Equateur: libération d'un chef indigène, poursuite des manifestations
Le mouvement de protestation indigène a annoncé poursuivre sa mobilisation en Equateur contre la politique économique du gouvernement conservateur, après la remise en liberté mercredi du chef de la principale organisation indigène du pays.
Les manifestants dénoncent depuis lundi la hausse du prix des carburants mais aussi le manque d'emplois ou l'octroi de concessions minières dans les territoires autochtones et réclament un contrôle des prix des produits agricoles et une renégociation des dettes des paysans auprès des banques.
Ils bloquent des routes avec des barrages et barricades de fortune dans au moins onze des 24 provinces du pays, coupant partiellement l'accès à la capitale Quito.
La Conaie (Confédération des nationalités indigènes de l'Equateur), plus grande organisation de peuples indigènes, a salué la remise en liberté de son chef, Leonidas Iza, qui avait été arrêté mardi matin, tweetant: la mobilisation continue".
"Nous poursuivons le combat", a lancé M. Iza sur Facebook lors d'une retransmission organisée par la Conaie depuis une base militaire de la ville andine de Latacunga (Sud) où il a été libéré sur décision d'une juge.
Il a été accueilli par des sympathisants aux cris de "vive la lutte" et "vive la grève". Une femme lui a appliqué des plantes médicinales.
Leonidas Iza avait été arrêté pour sabotage des transports publics, délit passible de dix ans de prison, mais à l'audience le parquet a retenu l'accusation de paralysie d'un service public, passible de trois ans de prison.
- Procès début juillet -
Le parquet a précisé sur Twitter que des mesures alternatives à la prison avaient été décidées pour "paralysie présumée d'un service public".
Selon l'Observatoire de justice, entité indépendante, Leonidas Iza devra se présenter au tribunal les mercredi et vendredi jusqu'au 4 juillet, date de son procès.
La Conaie a mené les violentes manifestations de 2019 (11 morts), forçant le président d'alors, Lenin Moreno, à abandonner un projet de supprimer les subventions aux carburants, et participé aux soulèvements qui ont renversé trois présidents entre 1997 et 2005.
Les peuples indigènes rassemblent au moins un million des 17,7 millions d'Equatoriens.
Ingénieur agronome âgé de 39 ans, M. Iza a été élu à la tête de la Conaie en juin 2021. Indigène Kichwa-Panzaleo, il est originaire de la province de Cotopaxi et l'ex-président du "Mouvement indigène et paysan" de cette même province.
Charismatique, aux discours souvent enflammés, il porte toujours un chapeau de feutre noir et un poncho rouge, caractéristique de sa communauté.
Il mène les manifestations contre la politique du président conservateur Guillermo Lasso, au pouvoir depuis un an.
Après son arrestation, des manifestants avaient protesté mardi à Latacunga où des heurts les ont opposés aux forces de l'ordre.
Des voitures de police ont été incendiées, notamment à Quito, et des puits de pétrole bloqués.

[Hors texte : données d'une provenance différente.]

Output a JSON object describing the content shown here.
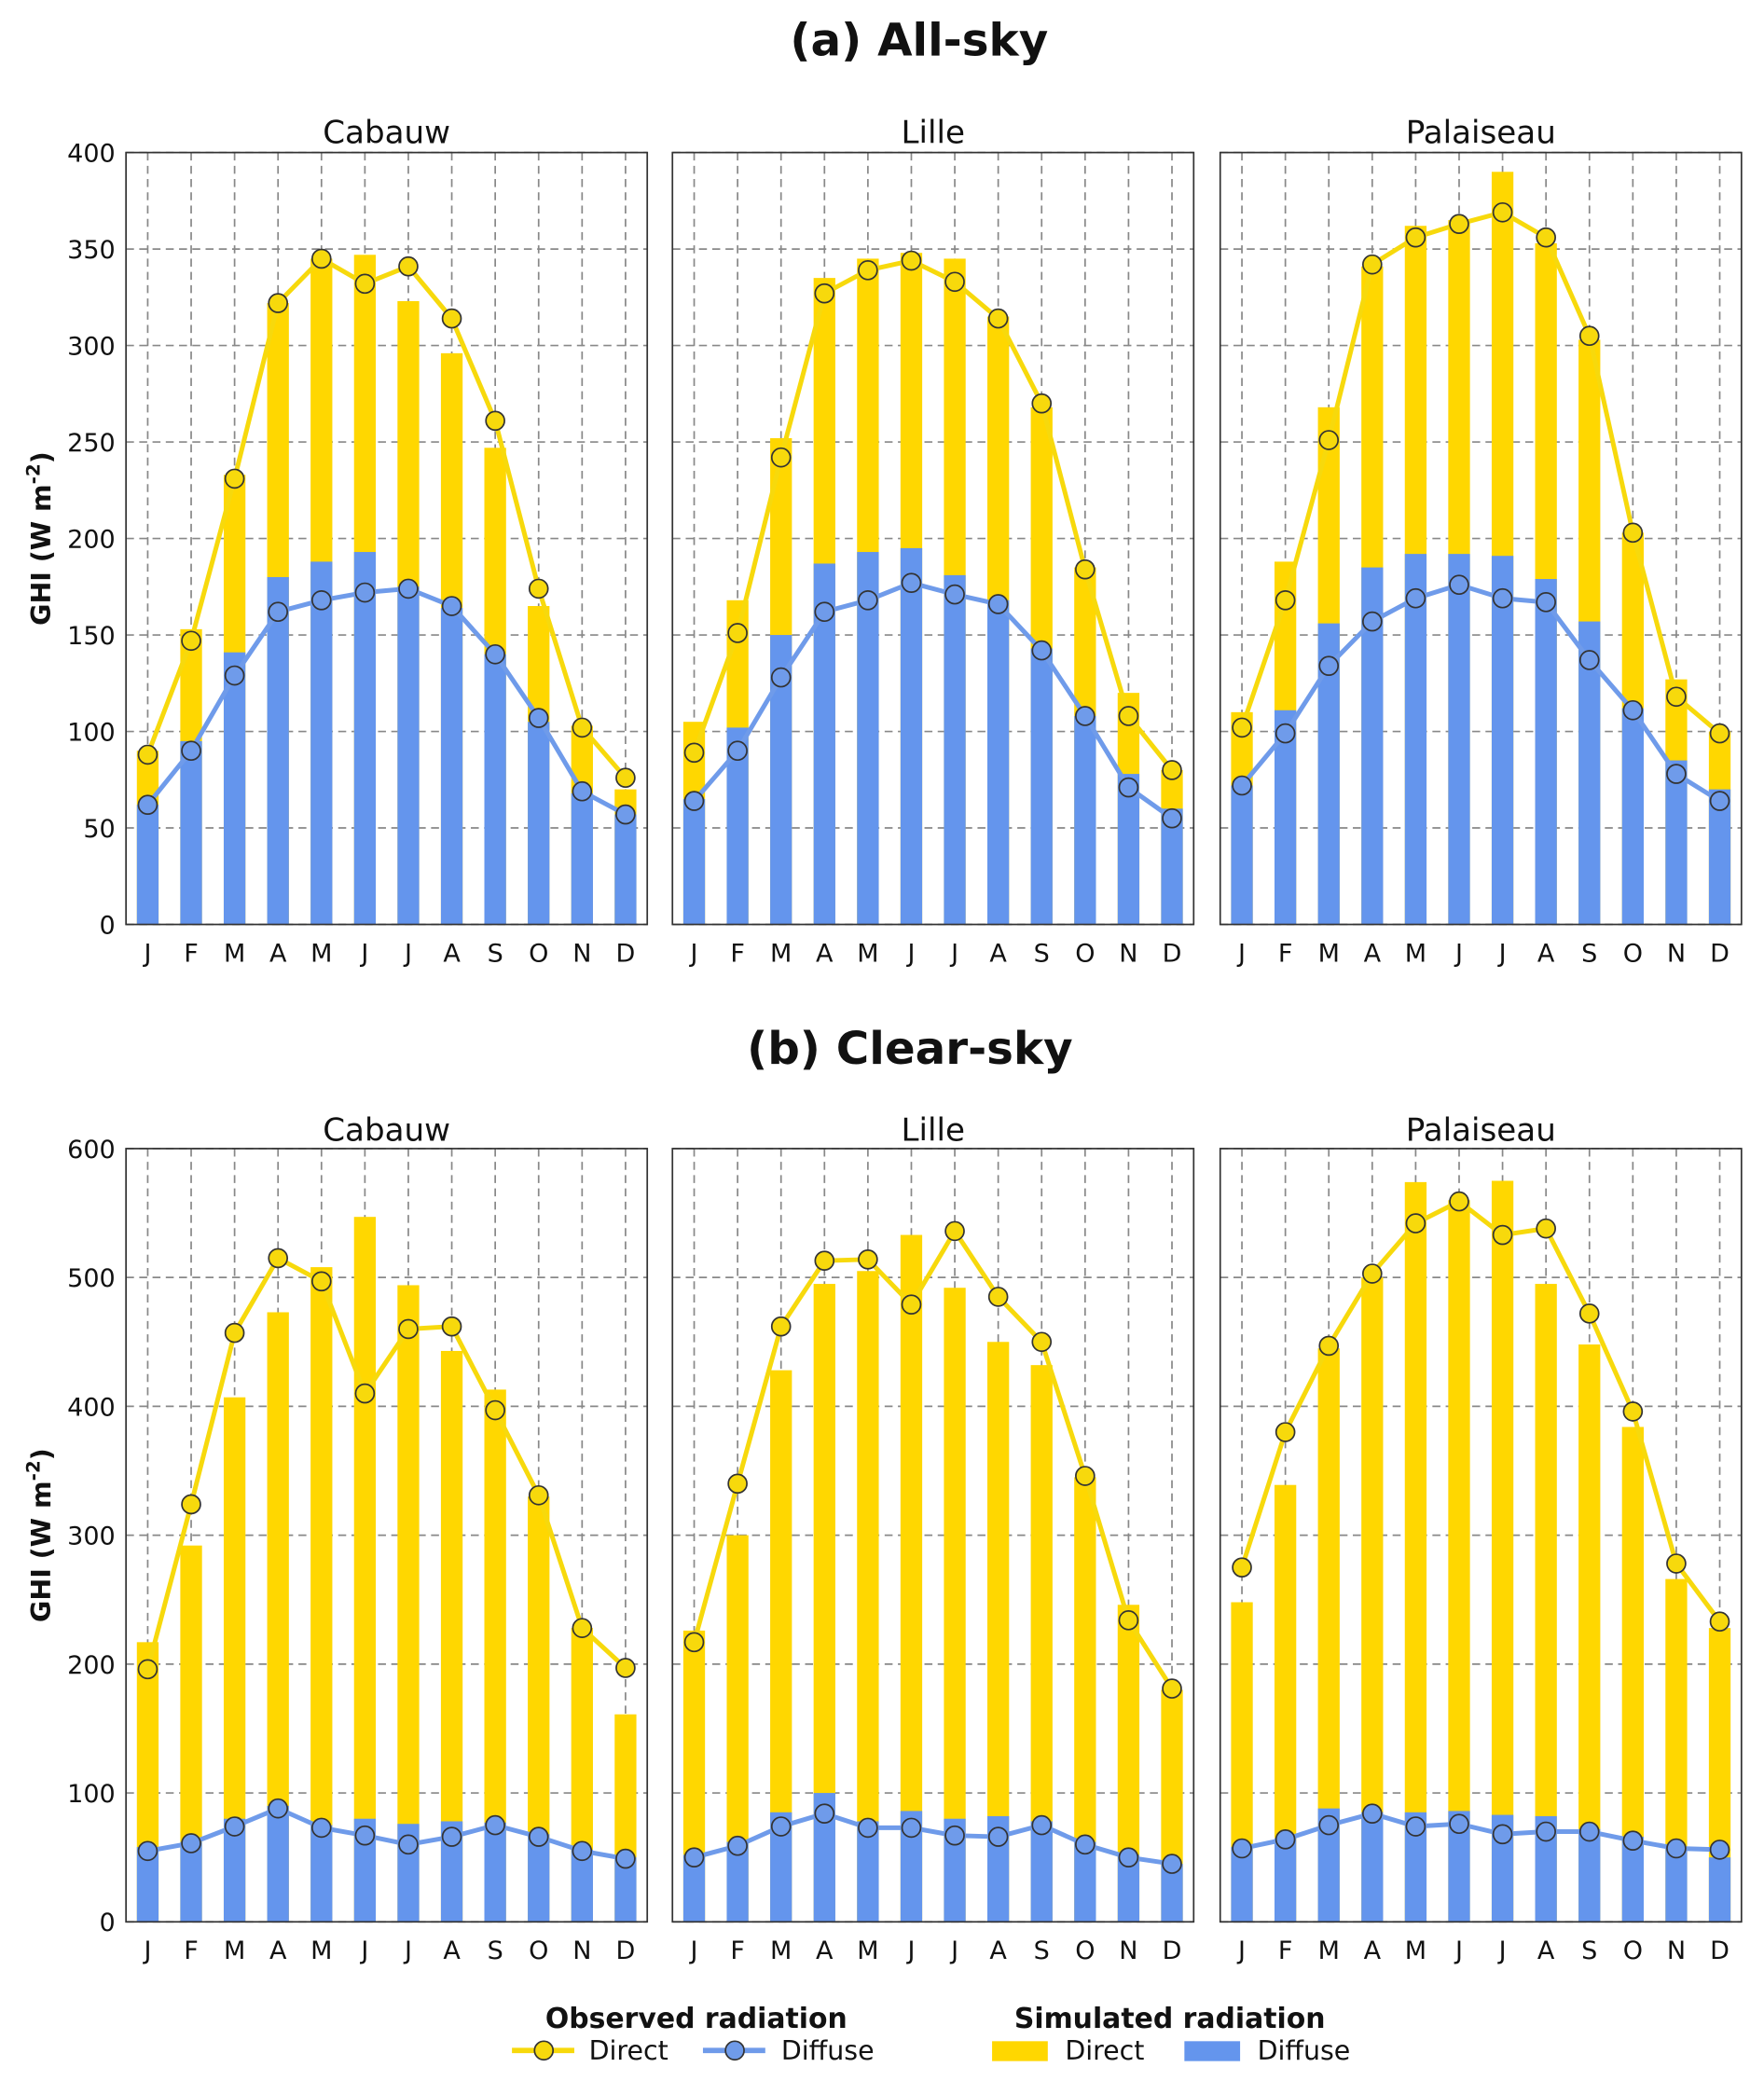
{
  "sections": [
    {
      "title": "(a) All-sky",
      "ylabel": "GHI (W m",
      "ylabel_sup": "-2",
      "ylabel_end": ")",
      "ylim": [
        0,
        400
      ],
      "yticks": [
        0,
        50,
        100,
        150,
        200,
        250,
        300,
        350,
        400
      ]
    },
    {
      "title": "(b) Clear-sky",
      "ylabel": "GHI (W m",
      "ylabel_sup": "-2",
      "ylabel_end": ")",
      "ylim": [
        0,
        600
      ],
      "yticks": [
        0,
        100,
        200,
        300,
        400,
        500,
        600
      ]
    }
  ],
  "legend": {
    "observed_title": "Observed radiation",
    "simulated_title": "Simulated radiation",
    "direct": "Direct",
    "diffuse": "Diffuse"
  },
  "colors": {
    "direct_bar": "#FFD700",
    "diffuse_bar": "#6495ED",
    "direct_line": "#F7D90C",
    "diffuse_line": "#6F9BEA",
    "marker_edge": "#333333"
  },
  "chart_data": [
    {
      "type": "bar+line",
      "section": 0,
      "title": "Cabauw",
      "categories": [
        "J",
        "F",
        "M",
        "A",
        "M",
        "J",
        "J",
        "A",
        "S",
        "O",
        "N",
        "D"
      ],
      "simulated_total": [
        90,
        153,
        233,
        322,
        345,
        347,
        323,
        296,
        247,
        165,
        103,
        70
      ],
      "simulated_diffuse": [
        62,
        95,
        141,
        180,
        188,
        193,
        175,
        164,
        140,
        105,
        68,
        57
      ],
      "observed_direct": [
        88,
        147,
        231,
        322,
        345,
        332,
        341,
        314,
        261,
        174,
        102,
        76
      ],
      "observed_diffuse": [
        62,
        90,
        129,
        162,
        168,
        172,
        174,
        165,
        140,
        107,
        69,
        57
      ]
    },
    {
      "type": "bar+line",
      "section": 0,
      "title": "Lille",
      "categories": [
        "J",
        "F",
        "M",
        "A",
        "M",
        "J",
        "J",
        "A",
        "S",
        "O",
        "N",
        "D"
      ],
      "simulated_total": [
        105,
        168,
        252,
        335,
        345,
        348,
        345,
        315,
        268,
        185,
        120,
        80
      ],
      "simulated_diffuse": [
        65,
        102,
        150,
        187,
        193,
        195,
        181,
        168,
        143,
        108,
        78,
        60
      ],
      "observed_direct": [
        89,
        151,
        242,
        327,
        339,
        344,
        333,
        314,
        270,
        184,
        108,
        80
      ],
      "observed_diffuse": [
        64,
        90,
        128,
        162,
        168,
        177,
        171,
        166,
        142,
        108,
        71,
        55
      ]
    },
    {
      "type": "bar+line",
      "section": 0,
      "title": "Palaiseau",
      "categories": [
        "J",
        "F",
        "M",
        "A",
        "M",
        "J",
        "J",
        "A",
        "S",
        "O",
        "N",
        "D"
      ],
      "simulated_total": [
        110,
        188,
        268,
        341,
        362,
        365,
        390,
        353,
        303,
        203,
        127,
        100
      ],
      "simulated_diffuse": [
        72,
        111,
        156,
        185,
        192,
        192,
        191,
        179,
        157,
        112,
        85,
        70
      ],
      "observed_direct": [
        102,
        168,
        251,
        342,
        356,
        363,
        369,
        356,
        305,
        203,
        118,
        99
      ],
      "observed_diffuse": [
        72,
        99,
        134,
        157,
        169,
        176,
        169,
        167,
        137,
        111,
        78,
        64
      ]
    },
    {
      "type": "bar+line",
      "section": 1,
      "title": "Cabauw",
      "categories": [
        "J",
        "F",
        "M",
        "A",
        "M",
        "J",
        "J",
        "A",
        "S",
        "O",
        "N",
        "D"
      ],
      "simulated_total": [
        217,
        292,
        407,
        473,
        508,
        547,
        494,
        443,
        413,
        330,
        228,
        161
      ],
      "simulated_diffuse": [
        58,
        62,
        80,
        90,
        75,
        80,
        76,
        78,
        77,
        68,
        56,
        50
      ],
      "observed_direct": [
        196,
        324,
        457,
        515,
        497,
        410,
        460,
        462,
        397,
        331,
        228,
        197
      ],
      "observed_diffuse": [
        55,
        61,
        74,
        88,
        73,
        67,
        60,
        66,
        75,
        66,
        55,
        49
      ]
    },
    {
      "type": "bar+line",
      "section": 1,
      "title": "Lille",
      "categories": [
        "J",
        "F",
        "M",
        "A",
        "M",
        "J",
        "J",
        "A",
        "S",
        "O",
        "N",
        "D"
      ],
      "simulated_total": [
        226,
        300,
        428,
        495,
        505,
        533,
        492,
        450,
        432,
        345,
        246,
        180
      ],
      "simulated_diffuse": [
        52,
        62,
        85,
        100,
        78,
        86,
        80,
        82,
        78,
        62,
        52,
        45
      ],
      "observed_direct": [
        217,
        340,
        462,
        513,
        514,
        479,
        536,
        485,
        450,
        346,
        234,
        181
      ],
      "observed_diffuse": [
        50,
        59,
        74,
        84,
        73,
        73,
        67,
        66,
        75,
        60,
        50,
        45
      ]
    },
    {
      "type": "bar+line",
      "section": 1,
      "title": "Palaiseau",
      "categories": [
        "J",
        "F",
        "M",
        "A",
        "M",
        "J",
        "J",
        "A",
        "S",
        "O",
        "N",
        "D"
      ],
      "simulated_total": [
        248,
        339,
        445,
        500,
        574,
        560,
        575,
        495,
        448,
        384,
        266,
        228
      ],
      "simulated_diffuse": [
        58,
        65,
        88,
        85,
        85,
        86,
        83,
        82,
        72,
        66,
        58,
        50
      ],
      "observed_direct": [
        275,
        380,
        447,
        503,
        542,
        559,
        533,
        538,
        472,
        396,
        278,
        233
      ],
      "observed_diffuse": [
        57,
        64,
        75,
        84,
        74,
        76,
        68,
        70,
        70,
        63,
        57,
        56
      ]
    }
  ]
}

La compagnie chinoise PetroOriental a fait état de la perte de 1.400 barils de brut par jour pour ses puits dans la province amazonienne d'Orellana.
- "Hausser la voix" -
Mercredi matin, des manifestations se poursuivaient dans les faubourgs de Quito. "Nous voulons hausser la voix et que les autorités écoutent", a confié à l'AFP un manifestant qui a tenu à conserver l'anonymat.

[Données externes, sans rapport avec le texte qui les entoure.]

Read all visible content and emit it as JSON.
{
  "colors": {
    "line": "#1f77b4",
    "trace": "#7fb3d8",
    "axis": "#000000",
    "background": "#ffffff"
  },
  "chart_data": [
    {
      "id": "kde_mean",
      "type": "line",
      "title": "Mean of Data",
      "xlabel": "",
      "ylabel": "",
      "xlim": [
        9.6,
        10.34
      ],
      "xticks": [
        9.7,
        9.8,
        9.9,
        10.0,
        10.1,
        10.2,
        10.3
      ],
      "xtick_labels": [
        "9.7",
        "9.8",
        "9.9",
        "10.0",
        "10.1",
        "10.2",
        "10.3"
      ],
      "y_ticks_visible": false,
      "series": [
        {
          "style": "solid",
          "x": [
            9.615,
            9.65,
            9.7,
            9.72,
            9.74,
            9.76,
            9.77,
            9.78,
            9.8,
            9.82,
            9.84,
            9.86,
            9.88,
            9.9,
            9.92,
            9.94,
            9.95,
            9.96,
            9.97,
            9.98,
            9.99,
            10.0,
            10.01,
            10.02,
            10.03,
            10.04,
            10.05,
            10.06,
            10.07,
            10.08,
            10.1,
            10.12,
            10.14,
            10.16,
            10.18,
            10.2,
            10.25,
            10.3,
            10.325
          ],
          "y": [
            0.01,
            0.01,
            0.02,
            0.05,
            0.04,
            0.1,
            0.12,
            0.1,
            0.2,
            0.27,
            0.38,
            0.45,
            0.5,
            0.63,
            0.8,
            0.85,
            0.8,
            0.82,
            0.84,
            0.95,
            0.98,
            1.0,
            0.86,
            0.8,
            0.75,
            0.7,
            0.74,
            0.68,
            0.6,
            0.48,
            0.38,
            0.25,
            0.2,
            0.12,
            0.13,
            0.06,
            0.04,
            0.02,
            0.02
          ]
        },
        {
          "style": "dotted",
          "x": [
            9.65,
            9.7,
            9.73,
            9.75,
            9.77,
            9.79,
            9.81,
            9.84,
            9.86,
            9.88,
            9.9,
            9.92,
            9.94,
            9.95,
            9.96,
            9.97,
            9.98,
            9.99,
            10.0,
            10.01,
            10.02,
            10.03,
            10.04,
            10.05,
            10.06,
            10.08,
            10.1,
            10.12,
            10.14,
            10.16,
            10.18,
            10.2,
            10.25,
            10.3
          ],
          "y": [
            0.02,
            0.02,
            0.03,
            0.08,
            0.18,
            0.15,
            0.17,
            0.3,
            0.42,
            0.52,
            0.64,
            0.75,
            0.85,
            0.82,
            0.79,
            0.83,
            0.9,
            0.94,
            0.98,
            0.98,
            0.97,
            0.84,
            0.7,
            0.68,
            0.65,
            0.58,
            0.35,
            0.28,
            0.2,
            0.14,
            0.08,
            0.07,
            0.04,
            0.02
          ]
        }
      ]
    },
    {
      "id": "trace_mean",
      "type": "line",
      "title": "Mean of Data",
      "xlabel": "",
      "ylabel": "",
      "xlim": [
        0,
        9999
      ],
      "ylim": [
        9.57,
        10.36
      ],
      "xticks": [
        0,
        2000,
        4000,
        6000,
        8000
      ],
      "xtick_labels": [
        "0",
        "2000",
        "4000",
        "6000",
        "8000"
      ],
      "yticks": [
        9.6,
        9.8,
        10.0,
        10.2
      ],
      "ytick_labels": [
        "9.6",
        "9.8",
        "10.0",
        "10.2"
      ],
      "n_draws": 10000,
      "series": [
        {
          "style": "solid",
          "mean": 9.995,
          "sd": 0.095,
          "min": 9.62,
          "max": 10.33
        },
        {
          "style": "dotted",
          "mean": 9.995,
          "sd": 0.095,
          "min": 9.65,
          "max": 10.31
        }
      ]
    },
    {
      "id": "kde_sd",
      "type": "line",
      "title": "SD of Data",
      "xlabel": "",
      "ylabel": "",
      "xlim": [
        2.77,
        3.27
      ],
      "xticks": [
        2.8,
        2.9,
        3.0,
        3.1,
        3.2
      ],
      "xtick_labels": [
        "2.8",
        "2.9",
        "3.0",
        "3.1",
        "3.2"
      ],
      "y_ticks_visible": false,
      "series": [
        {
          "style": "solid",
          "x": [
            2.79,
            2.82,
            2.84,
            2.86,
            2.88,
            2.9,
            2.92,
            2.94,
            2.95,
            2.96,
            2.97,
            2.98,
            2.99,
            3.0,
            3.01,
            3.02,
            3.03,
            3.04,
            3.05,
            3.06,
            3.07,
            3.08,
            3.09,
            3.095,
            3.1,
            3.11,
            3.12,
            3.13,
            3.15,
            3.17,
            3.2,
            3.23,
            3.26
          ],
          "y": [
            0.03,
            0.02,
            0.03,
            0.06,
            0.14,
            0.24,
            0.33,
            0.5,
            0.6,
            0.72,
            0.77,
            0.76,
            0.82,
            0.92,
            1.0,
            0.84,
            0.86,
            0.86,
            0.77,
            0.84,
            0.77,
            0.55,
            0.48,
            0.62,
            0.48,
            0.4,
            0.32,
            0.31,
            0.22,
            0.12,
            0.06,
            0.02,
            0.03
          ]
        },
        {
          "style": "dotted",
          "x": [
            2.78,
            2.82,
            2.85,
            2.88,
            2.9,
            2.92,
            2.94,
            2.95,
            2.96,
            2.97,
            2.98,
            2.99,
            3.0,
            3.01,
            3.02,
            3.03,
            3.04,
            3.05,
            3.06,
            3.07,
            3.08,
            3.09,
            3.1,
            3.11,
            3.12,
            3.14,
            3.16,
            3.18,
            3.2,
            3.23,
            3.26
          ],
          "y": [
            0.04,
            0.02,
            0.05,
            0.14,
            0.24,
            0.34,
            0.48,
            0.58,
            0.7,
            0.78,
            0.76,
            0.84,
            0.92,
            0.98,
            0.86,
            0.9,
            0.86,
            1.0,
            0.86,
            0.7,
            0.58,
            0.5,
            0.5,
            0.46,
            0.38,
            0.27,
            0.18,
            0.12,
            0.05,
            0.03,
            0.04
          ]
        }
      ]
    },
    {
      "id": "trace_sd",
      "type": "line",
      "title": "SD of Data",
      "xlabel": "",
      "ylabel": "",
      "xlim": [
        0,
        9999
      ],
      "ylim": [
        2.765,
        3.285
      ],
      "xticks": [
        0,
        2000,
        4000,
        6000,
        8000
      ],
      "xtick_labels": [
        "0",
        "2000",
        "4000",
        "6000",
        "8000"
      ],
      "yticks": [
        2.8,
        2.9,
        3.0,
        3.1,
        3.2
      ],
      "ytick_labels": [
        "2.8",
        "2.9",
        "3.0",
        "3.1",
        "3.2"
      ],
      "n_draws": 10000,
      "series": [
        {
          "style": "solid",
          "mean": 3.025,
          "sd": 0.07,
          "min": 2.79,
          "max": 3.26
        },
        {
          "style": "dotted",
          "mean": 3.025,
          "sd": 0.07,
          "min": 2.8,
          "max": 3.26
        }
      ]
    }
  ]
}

Quatre autres personnes ont été arrêtées aux côtés de M. Iza, selon le ministre de l'Intérieur Patricio Carrillo qui a accusé les manifestants de vandalisme.
Guillermo Lasso, après avoir prévenu dimanche que le gouvernement s'opposerait au blocage des routes et des installations pétrolières, a justifié les arrestations et fustigé sur Twitter "des actes de vandalisme interdits par la loi et la Constitution".
La puissante Conaie proteste notamment contre la hausse des prix des carburants et demande une baisse, à 1,50 dollar pour le diesel et 2,10 dollars pour l'essence.
En octobre 2021, elle avait déjà organisé des manifestations sur ce fréquent sujet de discorde entre les gouvernements équatoriens et les groupes autochtones.
Depuis 2020, le prix du gallon (3,78 litres) de diesel a presque doublé, passant de 1 à 1,90 dollar, et celui de l'essence a augmenté de 46%, passant de 1,75 à 2,55 dollars.